Did ‘The Walking Dead’ Season 7 Premiere Cross The Line?
The Walking Dead Season 7 premiere finally aired almost a week ago, and the graphic violence has lots of fans saying they will no longer watch the series. Did the episode cross a line? Yes. Was it justified? Was it gratuitous violence, or did it contribute to the story?
While everyone is heartbroken that The Walking Dead killed off Glenn, it isn’t his death that has people upset — it’s how he died. Yes, we all knew that whoever was killed last Sunday would die from taking a beating by Negan’s bat named Lucille, but what has viewers up in arms is the graphic nature of the scene.
We saw Negan hit Glenn the first time. We saw his bloody face. We saw his eye popped out. We saw and heard him talk to Maggie after he was hit. Then we saw another hit and heard the sound of the bat hitting him over and over. It was gruesome, bloody, and stomach-turning. The shot of the ground in the aftermath was even more so. The Walking Dead has always been violent, and there have been plenty of deaths, but it has never been this graphic and gory.
Leading up to the premiere of Season 7, Walking Dead creator Robert Kirkman and the cast warned that it was an episode that was difficult to create and would be equally difficult to watch. They all warned that it was emotionally exhausting. They said that the long wait to see how the Season 6 cliffhanger ended would be worth it, but it would also be upsetting. They said it would be very emotional for viewers, and they were right. But was the only point of graphic nature of the most heartbreaking Walking Dead episode to date to make us cry?
Robert Kirkman said this to Entertainment Weekly about why Glenn had to die.

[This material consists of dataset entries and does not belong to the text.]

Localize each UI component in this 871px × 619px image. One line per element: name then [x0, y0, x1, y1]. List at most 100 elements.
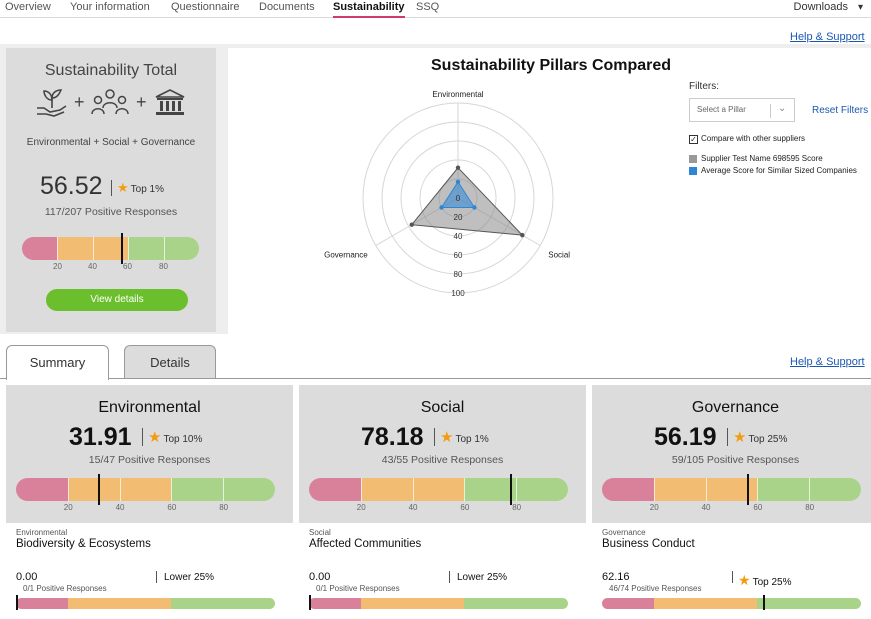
tick-label: 80	[219, 503, 229, 512]
compare-label: Compare with other suppliers	[701, 134, 806, 143]
pillar-score-bar	[309, 478, 568, 501]
esg-icons: + +	[34, 88, 194, 120]
bar-gridline	[809, 478, 811, 501]
pillar-rank-badge: ★ Top 1%	[440, 428, 489, 446]
pillar-header: Environmental 31.91 ★ Top 10% 15/47 Posit…	[6, 385, 293, 523]
score-separator	[156, 571, 157, 583]
legend-swatch-average	[689, 167, 697, 175]
radar-point	[520, 232, 525, 238]
star-icon: ★	[733, 429, 747, 446]
pillar-select[interactable]: Select a Pillar ⌄	[689, 98, 795, 122]
sub-category-score: 0.00	[309, 571, 331, 583]
tab-ssq[interactable]: SSQ	[416, 1, 440, 13]
tick-label: 60	[167, 503, 177, 512]
pillar-score: 56.19	[654, 423, 717, 451]
bar-gridline	[171, 478, 173, 501]
bar-segment-high	[464, 598, 568, 609]
sub-category-marker	[16, 595, 18, 610]
bar-segment-low	[309, 598, 361, 609]
pillar-score: 78.18	[361, 423, 424, 451]
pillar-rank-badge: ★ Top 25%	[733, 428, 787, 446]
legend-label-average: Average Score for Similar Sized Companie…	[701, 166, 857, 175]
sub-category-score: 0.00	[16, 571, 38, 583]
tab-questionnaire[interactable]: Questionnaire	[171, 1, 240, 13]
bar-segment-high	[757, 598, 861, 609]
total-rank-label: Top 1%	[130, 184, 165, 195]
bar-segment-high	[128, 237, 199, 260]
sub-category-label: Governance	[602, 528, 646, 537]
sub-category-rank-label: Lower 25%	[164, 572, 215, 583]
score-separator	[434, 428, 435, 446]
pillar-select-placeholder: Select a Pillar	[697, 105, 746, 114]
sub-category-rank-label: Lower 25%	[457, 572, 508, 583]
sub-category-responses: 0/1 Positive Responses	[23, 584, 107, 593]
tick-label: 40	[88, 262, 97, 271]
bar-gridline	[516, 478, 518, 501]
tick-label: 20	[53, 262, 62, 271]
tick-label: 40	[701, 503, 711, 512]
bar-segment-low	[602, 478, 654, 501]
radar-point	[472, 205, 477, 210]
bar-gridline	[57, 237, 59, 260]
pillar-responses: 15/47 Positive Responses	[88, 454, 211, 466]
sub-category-rank: Lower 25%	[457, 572, 507, 583]
tabs-divider	[0, 378, 871, 379]
bar-gridline	[163, 237, 165, 260]
radar-ring-label: 60	[454, 251, 463, 260]
score-separator	[732, 571, 733, 583]
tick-label: 60	[123, 262, 132, 271]
tab-sustainability[interactable]: Sustainability	[333, 1, 405, 18]
sub-category-name: Biodiversity & Ecosystems	[16, 538, 151, 550]
radar-ring-label: 0	[456, 194, 461, 203]
chevron-down-icon: ▾	[857, 2, 863, 13]
sub-category-score: 62.16	[602, 571, 630, 583]
sub-category-label: Social	[309, 528, 331, 537]
view-details-button[interactable]: View details	[46, 289, 188, 311]
pillar-name: Social	[420, 399, 465, 416]
star-icon: ★	[738, 572, 751, 588]
sub-category-marker	[762, 595, 765, 610]
pillar-score: 31.91	[69, 423, 132, 451]
bar-gridline	[128, 237, 130, 260]
plus-icon: +	[74, 92, 85, 112]
legend-label-supplier: Supplier Test Name 698595 Score	[701, 154, 823, 163]
sub-category-rank-label: Top 25%	[752, 577, 792, 588]
tab-your-information[interactable]: Your information	[70, 1, 150, 13]
sub-category-responses: 0/1 Positive Responses	[316, 584, 400, 593]
compare-checkbox[interactable]: ✓	[689, 135, 698, 144]
tab-summary[interactable]: Summary	[6, 345, 109, 380]
tab-overview[interactable]: Overview	[5, 1, 51, 13]
help-support-link-lower[interactable]: Help & Support	[790, 356, 865, 368]
bar-gridline	[92, 237, 94, 260]
pillar-header: Governance 56.19 ★ Top 25% 59/105 Positiv…	[592, 385, 871, 523]
radar-ring-label: 40	[454, 232, 463, 241]
plant-hand-icon	[37, 89, 67, 117]
bar-gridline	[360, 478, 362, 501]
radar-series-average	[440, 180, 476, 208]
bar-segment-mid	[653, 598, 758, 609]
radar-ring-label: 100	[451, 289, 465, 298]
chevron-down-icon: ⌄	[778, 103, 787, 114]
pillar-card-governance: Governance 56.19 ★ Top 25% 59/105 Positiv…	[592, 385, 871, 619]
pillar-responses: 43/55 Positive Responses	[381, 454, 504, 466]
tick-label: 40	[408, 503, 418, 512]
downloads-menu[interactable]: Downloads ▾	[794, 1, 863, 13]
sub-category-label: Environmental	[16, 528, 68, 537]
sub-category-bar	[16, 598, 275, 609]
star-icon: ★	[440, 429, 454, 446]
reset-filters-link[interactable]: Reset Filters	[812, 105, 869, 116]
pillar-header: Social 78.18 ★ Top 1% 43/55 Positive Resp…	[299, 385, 586, 523]
radar-point	[409, 222, 414, 227]
pillar-rank-label: Top 10%	[163, 434, 203, 445]
tab-details[interactable]: Details	[124, 345, 216, 379]
filters-label: Filters:	[689, 81, 719, 92]
top-nav: Overview Your information Questionnaire …	[0, 0, 871, 18]
tab-documents[interactable]: Documents	[259, 1, 315, 13]
help-support-link-top[interactable]: Help & Support	[790, 31, 865, 43]
pillar-name: Governance	[691, 399, 780, 416]
radar-point	[439, 205, 444, 210]
pillar-score-marker	[746, 474, 749, 505]
pillar-score-marker	[510, 474, 513, 505]
bar-segment-low	[16, 478, 68, 501]
total-score-marker	[121, 233, 124, 264]
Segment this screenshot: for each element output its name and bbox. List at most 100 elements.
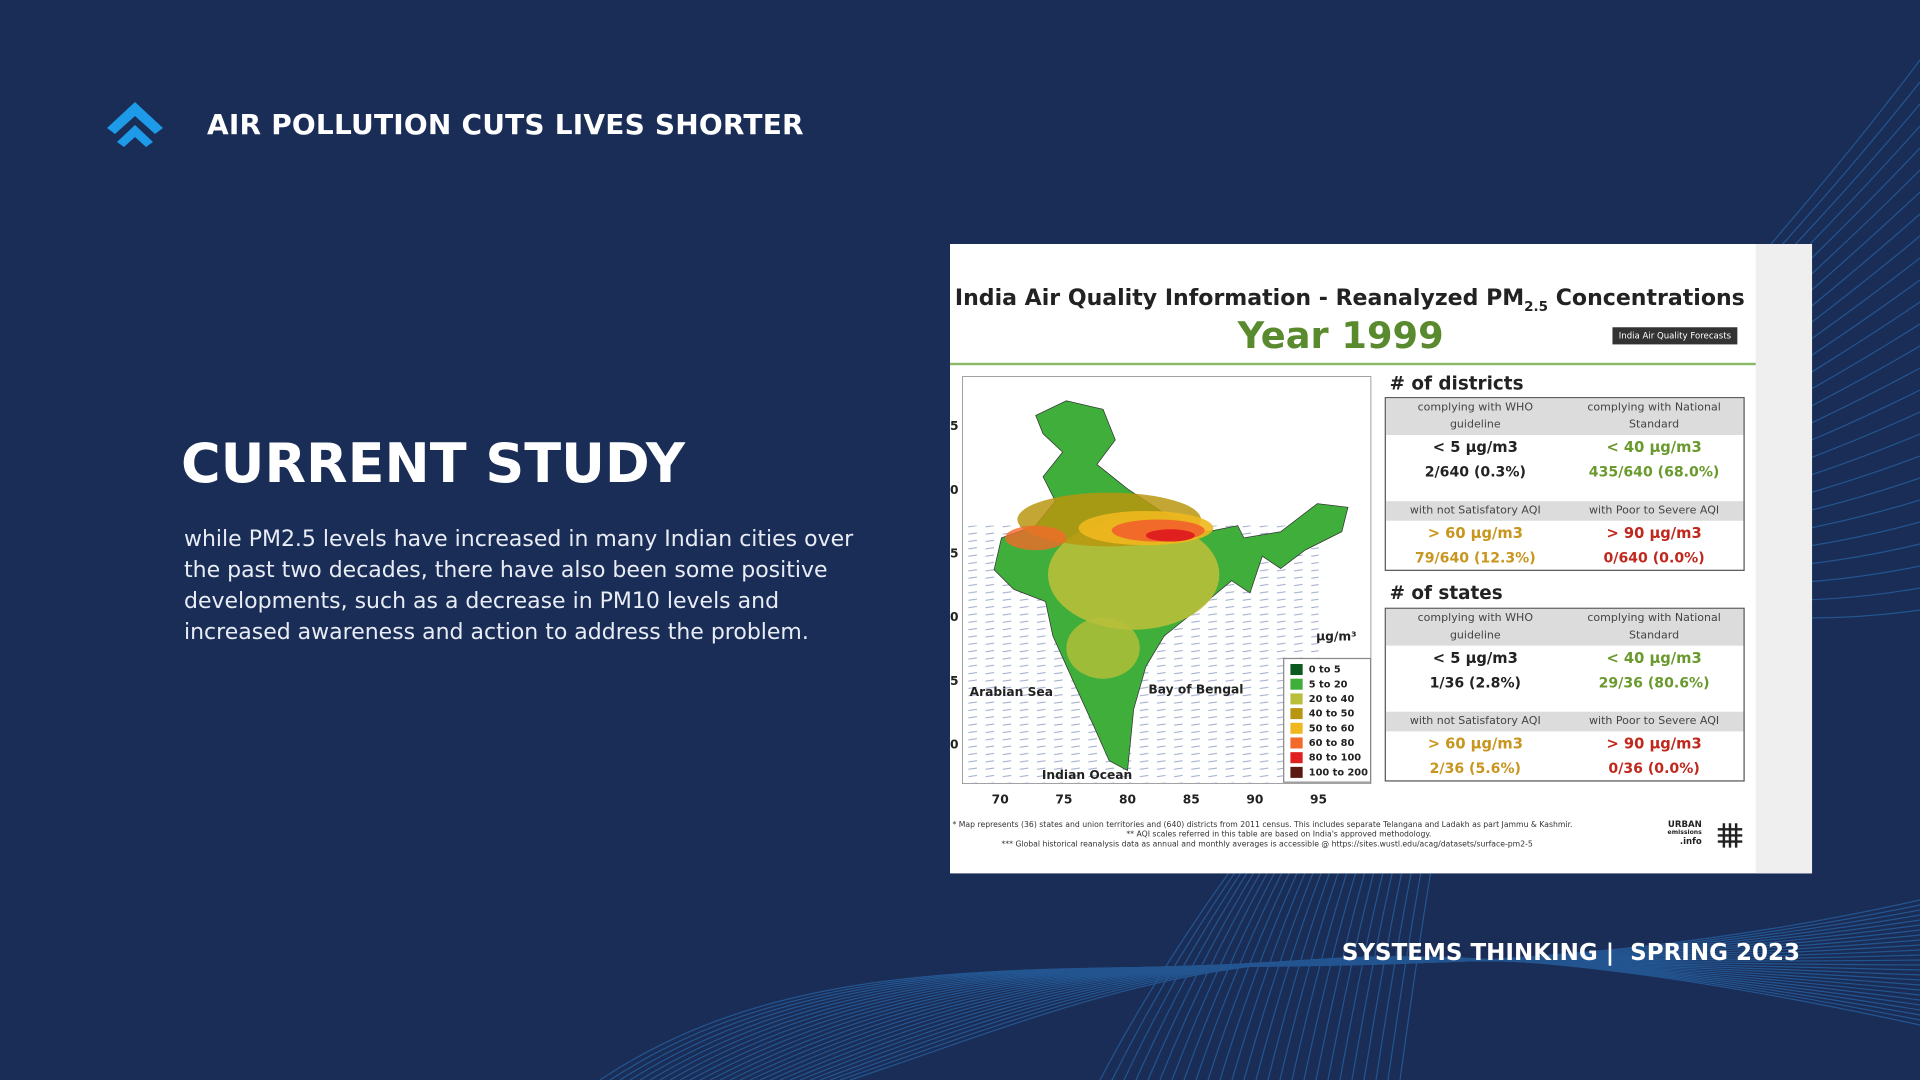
- wave: [729, 959, 1920, 1080]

“It’s just that there’s a lot of material that comes from Glenn’s death in the comics. And while we do try to change things up to keep things interesting for the audience, and for me, this is one that there’s so much that comes from Rick, there’s so much with Negan, because that character is someone that he killed, and definitely Maggie is someone that kind of gets put on the trajectory that affects a great number of stories and a great number of characters moving forward. So it was kind of essential that that part of the scene at least remained intact, unfortunately.”
The Walking Dead creator has also previously described how he wanted this episode to be especially affecting because it’s a turning point for the show. The entry of Negan into the story changes Rick’s world as we’ve known it so far, and it was important for this episode to be more extreme than Walking Dead has previously been in order to act as a sort of marker in the timeline. It serves as a division between the time when Rick and his clan fought and prevailed against a variety of opposition and a world in which Negan owns everyone and everything.
In another interview with Entertainment Weekly, Kirkman described it this way.
“It really changes things. It’s not just a death, it’s a fundamental shift in their outlook on this world that’ll change everything.”
So was it justified? Well, if the intent was to change the Walking Dead world and the context of the story into something we’ve haven’t seen in the last six seasons, I’d say they accomplished that. This episode was like nothing we’ve seen from TWD. Could it have been accomplished without the gore? Possibly. Was it gratuitous? For it to be gratuitous, it would have to have no point and would have to not accomplish anything. It seems it accomplished a great deal. It shook up fans in a way Walking Dead has not done before. And it certainly hit home (no pun intended) exactly what Negan is capable of and the seriousness of the situation in which Rick and his clan have found themselves.
So maybe The Walking Dead could have found another way to show the shift in the world of the zombie apocalypse. The way they chose to do it was gory. It was graphic. But it was also powerful and affecting — an experience no one will forget.